Guillén-Ramírez Hugo A, Martínez-Pérez Israel M
CICESE Research Center, Department of Computer Science, Ensenada, Mexico.
Biosystems. 2018 Dec;174:63-76. doi: 10.1016/j.biosystems.2018.09.001. Epub 2018 Sep 8.
Riboswitches are non-coding RNAs that regulate gene expression by altering the structural conformation of mRNA transcripts. Their regulation mechanism might be exploited for interesting biomedical applications such as drug targets and biosensors. A major challenge consists in accurately identifying metabolite-binding RNA switches which are structurally complex and diverse. In this regard, we investigated the classification of 16 riboswitch families using supervised learning algorithms trained solely with sequence-based features. We generated a reduced feature set and proposed a visual representation to explore its components. We induced Support Vector Machine, Random Forest, Naive Bayes, J48, and HyperPipes classifiers with our proposed feature set and tested their performance over independent data. Our best multi-class classifier achieved F-measure values of 0.996 and 0.966 in the training and test phases, respectively, outperforming those of a previous approach. When compared against BLAST, our best classifiers yielded competitive results. This work shows that the classifiers trained with our sequence-based feature set accurately discriminate riboswitches.

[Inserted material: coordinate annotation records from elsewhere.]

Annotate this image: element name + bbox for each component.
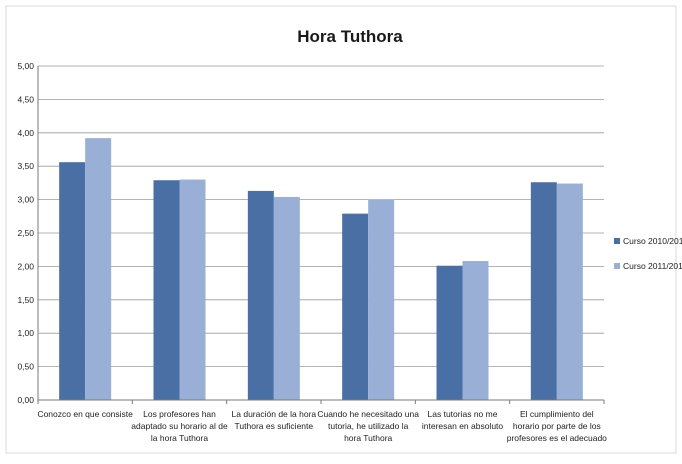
y-tick-label: 3,00 — [17, 195, 34, 205]
y-tick-label: 2,50 — [17, 228, 34, 238]
y-tick-label: 4,00 — [17, 128, 34, 138]
bar — [556, 183, 583, 400]
legend-swatch — [614, 263, 620, 269]
x-axis-categories: Conozco en que consiste Los profesores ha… — [37, 409, 607, 443]
bar — [247, 190, 274, 400]
x-category-label: Las tutorias no me interesan en absoluto — [422, 409, 504, 431]
x-category-label-line: La duración de la hora — [232, 409, 317, 419]
x-category-label: La duración de la hora Tuthora es suficie… — [232, 409, 317, 431]
y-axis-ticks: 0,00 0,50 1,00 1,50 2,00 2,50 3,00 3,50 4,00 4,50… — [17, 61, 34, 405]
bar — [85, 138, 112, 401]
bar — [342, 213, 369, 400]
bar — [59, 162, 86, 400]
bar — [530, 182, 557, 400]
y-tick-label: 5,00 — [17, 61, 34, 71]
y-tick-label: 1,00 — [17, 328, 34, 338]
bar — [179, 179, 206, 400]
x-category-label-line: hora Tuthora — [344, 433, 392, 443]
x-category-label-line: Conozco en que consiste — [37, 409, 133, 419]
y-tick-label: 4,50 — [17, 94, 34, 104]
bar — [273, 196, 300, 400]
x-category-label: Conozco en que consiste — [37, 409, 133, 419]
x-category-label: El cumplimiento del horario por parte de … — [507, 409, 607, 443]
x-category-label-line: la hora Tuthora — [151, 433, 208, 443]
x-category-label-line: tutoria, he utilizado la — [328, 421, 409, 431]
y-tick-label: 0,50 — [17, 362, 34, 372]
x-category-label-line: interesan en absoluto — [422, 421, 504, 431]
axes — [37, 66, 605, 404]
x-category-label-line: Cuando he necesitado una — [317, 409, 419, 419]
x-category-label-line: Los profesores han — [143, 409, 216, 419]
x-category-label: Cuando he necesitado una tutoria, he util… — [317, 409, 419, 443]
legend-swatch — [614, 238, 620, 244]
legend-label: Curso 2010/2011 — [623, 236, 682, 246]
bar — [462, 261, 489, 400]
bars — [59, 138, 583, 401]
x-category-label-line: Las tutorias no me — [428, 409, 498, 419]
y-tick-label: 3,50 — [17, 161, 34, 171]
x-category-label-line: El cumplimiento del — [520, 409, 594, 419]
x-category-label-line: adaptado su horario al de — [131, 421, 228, 431]
legend: Curso 2010/2011 Curso 2011/2012 — [614, 236, 682, 271]
x-category-label-line: horario por parte de los — [513, 421, 601, 431]
y-tick-label: 0,00 — [17, 395, 34, 405]
bar — [368, 199, 395, 400]
bar — [436, 265, 463, 400]
y-tick-label: 1,50 — [17, 295, 34, 305]
y-tick-label: 2,00 — [17, 261, 34, 271]
gridlines — [38, 65, 604, 368]
x-category-label-line: profesores es el adecuado — [507, 433, 607, 443]
bar — [153, 180, 180, 400]
legend-label: Curso 2011/2012 — [623, 261, 682, 271]
chart-title: Hora Tuthora — [297, 27, 403, 46]
x-category-label: Los profesores han adaptado su horario al… — [131, 409, 228, 443]
x-category-label-line: Tuthora es suficiente — [235, 421, 314, 431]
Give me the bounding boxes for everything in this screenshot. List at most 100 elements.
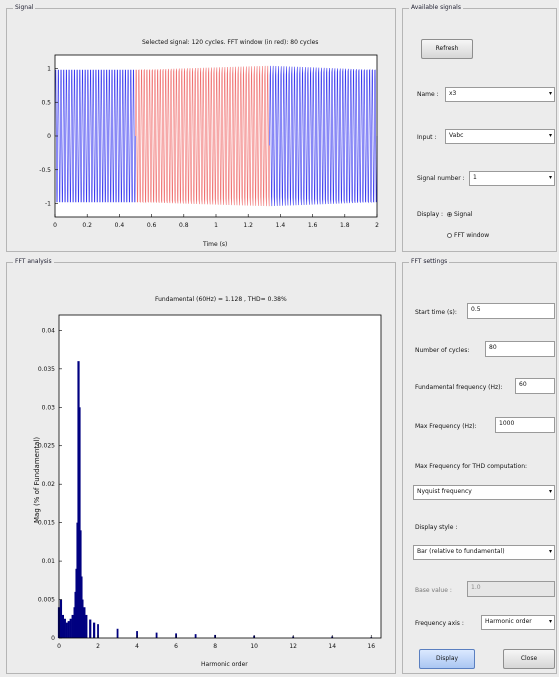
max-freq-field[interactable]: 1000 (495, 417, 555, 433)
signal-ytick-label: -1 (45, 201, 51, 208)
fft-bar (89, 619, 92, 638)
signal-number-label: Signal number : (417, 175, 465, 182)
chevron-down-icon: ▾ (548, 132, 552, 139)
fft-bar (81, 599, 84, 638)
chevron-down-icon: ▾ (548, 488, 552, 495)
signal-ytick-label: 1 (47, 66, 51, 73)
base-value-field[interactable]: 1.0 (467, 581, 555, 597)
fft-xtick-label: 6 (174, 643, 178, 650)
max-freq-thd-label: Max Frequency for THD computation: (415, 463, 528, 470)
fft-ytick-label: 0.015 (38, 520, 55, 527)
signal-xtick-label: 2 (375, 222, 379, 229)
signal-xtick-label: 1.4 (276, 222, 286, 229)
fft-xtick-label: 10 (250, 643, 258, 650)
fft-plot-title: Fundamental (60Hz) = 1.128 , THD= 0.38% (155, 296, 287, 303)
fft-bar (93, 622, 96, 638)
signal-series-line-before (54, 69, 136, 203)
radio-unselected-icon (447, 233, 452, 238)
chevron-down-icon: ▾ (548, 548, 552, 555)
fft-ytick-label: 0.02 (42, 481, 56, 488)
start-time-label: Start time (s): (415, 309, 457, 316)
signal-xtick-label: 1 (214, 222, 218, 229)
chevron-down-icon: ▾ (548, 90, 552, 97)
fft-ytick-label: 0.04 (42, 327, 56, 334)
display-fft-window-text: FFT window (454, 232, 490, 239)
input-select[interactable]: Vabc ▾ (445, 129, 555, 144)
freq-axis-select[interactable]: Harmonic order ▾ (481, 615, 555, 630)
fft-bar (61, 614, 64, 638)
fft-plot-frame (58, 314, 382, 639)
signal-number-select[interactable]: 1 ▾ (469, 171, 555, 186)
fft-ytick-label: 0.035 (38, 366, 55, 373)
fft-bar (97, 624, 99, 638)
fft-settings-title: FFT settings (409, 258, 450, 265)
available-signals-panel: Available signals Refresh Name : x3 ▾ Inp… (402, 4, 557, 252)
signal-panel-title: Signal (13, 4, 36, 11)
fft-analysis-panel: FFT analysis Fundamental (60Hz) = 1.128 … (6, 258, 396, 674)
fft-settings-panel: FFT settings Start time (s): 0.5 Number … (402, 258, 557, 674)
signal-xtick-label: 0 (53, 222, 57, 229)
fft-ytick-label: 0.01 (42, 558, 56, 565)
display-style-select[interactable]: Bar (relative to fundamental) ▾ (413, 545, 555, 560)
fft-bar (83, 607, 86, 638)
name-label: Name : (417, 91, 439, 98)
available-signals-title: Available signals (409, 4, 463, 11)
fft-xtick-label: 8 (213, 643, 217, 650)
signal-xtick-label: 1.2 (243, 222, 253, 229)
signal-xtick-label: 0.8 (179, 222, 189, 229)
display-button[interactable]: Display (419, 649, 475, 669)
fft-plot-area (59, 315, 381, 638)
fund-freq-field[interactable]: 60 (515, 378, 555, 394)
fft-xtick-label: 14 (328, 643, 336, 650)
signal-series-line-after (269, 65, 378, 207)
fft-xtick-label: 16 (367, 643, 375, 650)
fft-bar (63, 618, 66, 638)
signal-xtick-label: 0.4 (115, 222, 125, 229)
start-time-field[interactable]: 0.5 (467, 303, 555, 319)
fft-xtick-label: 4 (135, 643, 139, 650)
fft-xlabel: Harmonic order (201, 661, 248, 668)
fft-bar (65, 622, 68, 638)
signal-ytick-label: -0.5 (39, 167, 51, 174)
signal-xlabel: Time (s) (203, 241, 228, 248)
num-cycles-label: Number of cycles: (415, 347, 470, 354)
freq-axis-value: Harmonic order (485, 618, 532, 625)
refresh-button[interactable]: Refresh (421, 39, 473, 59)
close-button[interactable]: Close (503, 649, 555, 669)
radio-selected-icon (447, 212, 452, 217)
signal-xtick-label: 1.6 (308, 222, 318, 229)
chevron-down-icon: ▾ (548, 618, 552, 625)
signal-ytick-label: 0.5 (41, 99, 51, 106)
fft-bar (78, 407, 81, 638)
max-freq-thd-select[interactable]: Nyquist frequency ▾ (413, 485, 555, 500)
signal-xtick-label: 0.6 (147, 222, 157, 229)
fft-xtick-label: 12 (289, 643, 297, 650)
freq-axis-label: Frequency axis : (415, 620, 464, 627)
max-freq-thd-value: Nyquist frequency (417, 488, 472, 495)
max-freq-label: Max Frequency (Hz): (415, 423, 477, 430)
fft-bar (155, 632, 158, 638)
name-select[interactable]: x3 ▾ (445, 87, 555, 102)
signal-plot-title: Selected signal: 120 cycles. FFT window … (142, 39, 319, 46)
fft-bar (59, 599, 63, 638)
fft-ytick-label: 0 (51, 635, 55, 642)
input-label: Input : (417, 134, 437, 141)
fft-ytick-label: 0.03 (42, 404, 56, 411)
signal-number-value: 1 (473, 174, 477, 181)
display-style-label: Display style : (415, 524, 458, 531)
input-select-value: Vabc (449, 132, 464, 139)
num-cycles-field[interactable]: 80 (485, 341, 555, 357)
name-select-value: x3 (449, 90, 457, 97)
signal-xtick-label: 1.8 (340, 222, 350, 229)
fft-bar (67, 621, 70, 638)
display-label: Display : (417, 211, 444, 218)
fund-freq-label: Fundamental frequency (Hz): (415, 384, 503, 391)
fft-analysis-title: FFT analysis (13, 258, 54, 265)
display-signal-radio[interactable]: Signal (447, 211, 472, 218)
signal-plot: 0 0.2 0.4 0.6 0.8 1 1.2 1.4 1.6 1.8 2 1 0.5 0 -0.5 -1 (39, 54, 379, 229)
fft-ylabel: Mag (% of Fundamental) (33, 436, 41, 523)
fft-bar (194, 634, 197, 638)
display-fft-window-radio[interactable]: FFT window (447, 232, 489, 239)
signal-panel: Signal Selected signal: 120 cycles. FFT … (6, 4, 396, 252)
signal-xtick-label: 0.2 (82, 222, 92, 229)
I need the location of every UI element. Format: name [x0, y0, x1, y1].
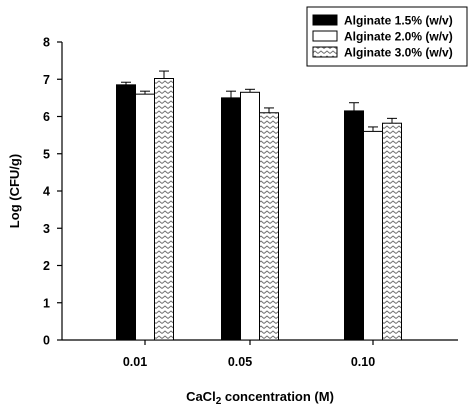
y-tick-label: 2 [43, 259, 50, 273]
y-tick-label: 6 [43, 110, 50, 124]
legend-swatch [312, 14, 338, 26]
legend-swatch [312, 46, 338, 58]
y-axis: 0 1 2 3 4 5 6 7 8 [43, 36, 63, 348]
x-axis-label: CaCl2 concentration (M) [186, 389, 334, 407]
bar [240, 91, 260, 341]
y-tick-label: 7 [43, 73, 50, 87]
legend-label: Alginate 2.0% (w/v) [344, 30, 453, 44]
y-tick-label: 0 [43, 334, 50, 348]
x-axis-label-main: CaCl [186, 389, 216, 404]
x-axis-label-subscript: 2 [216, 396, 222, 407]
x-tick-label: 0.10 [351, 355, 375, 369]
x-axis: 0.01 0.05 0.10 [62, 339, 458, 369]
bars [116, 70, 402, 341]
x-tick-label: 0.05 [228, 355, 252, 369]
bar [135, 93, 155, 341]
y-tick-label: 8 [43, 36, 50, 50]
y-tick-label: 3 [43, 222, 50, 236]
legend-swatch [312, 30, 338, 42]
y-ticks: 0 1 2 3 4 5 6 7 8 [43, 36, 62, 348]
y-tick-label: 5 [43, 147, 50, 161]
bar [259, 112, 279, 341]
bar [363, 130, 383, 341]
bar [344, 110, 364, 341]
bar [116, 84, 136, 341]
x-tick-label: 0.01 [123, 355, 147, 369]
x-ticks: 0.01 0.05 0.10 [123, 340, 375, 369]
legend-label: Alginate 1.5% (w/v) [344, 14, 453, 28]
legend-items: Alginate 1.5% (w/v) Alginate 2.0% (w/v) Al… [312, 14, 453, 60]
bar [382, 122, 402, 341]
y-tick-label: 1 [43, 296, 50, 310]
bar [221, 97, 241, 341]
legend-label: Alginate 3.0% (w/v) [344, 46, 453, 60]
bar [154, 78, 174, 341]
y-tick-label: 4 [43, 185, 50, 199]
legend: Alginate 1.5% (w/v) Alginate 2.0% (w/v) Al… [306, 6, 468, 67]
x-axis-label-rest: concentration (M) [221, 389, 334, 404]
y-axis-label: Log (CFU/g) [7, 154, 22, 228]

核糖开关是非编码RNA,通过改变mRNA转录本的结构构象来调节基因表达。它们的调控机制可用于有趣的生物医学应用,如药物靶点和生物传感器。一个主要挑战在于准确识别结构复杂多样的代谢物结合RNA开关。在这方面,我们使用仅基于序列特征训练的监督学习算法研究了16个核糖开关家族的分类。我们生成了一个精简的特征集,并提出了一种可视化表示来探索其组成部分。我们用提出的特征集诱导支持向量机、随机森林、朴素贝叶斯、J48和HyperPipes分类器,并在独立数据上测试它们的性能。我们最好的多类分类器在训练和测试阶段的F值分别为0.996和0.966,优于先前方法。与BLAST相比,我们最好的分类器产生了有竞争力的结果。这项工作表明,用我们基于序列的特征集训练的分类器能够准确区分核糖开关。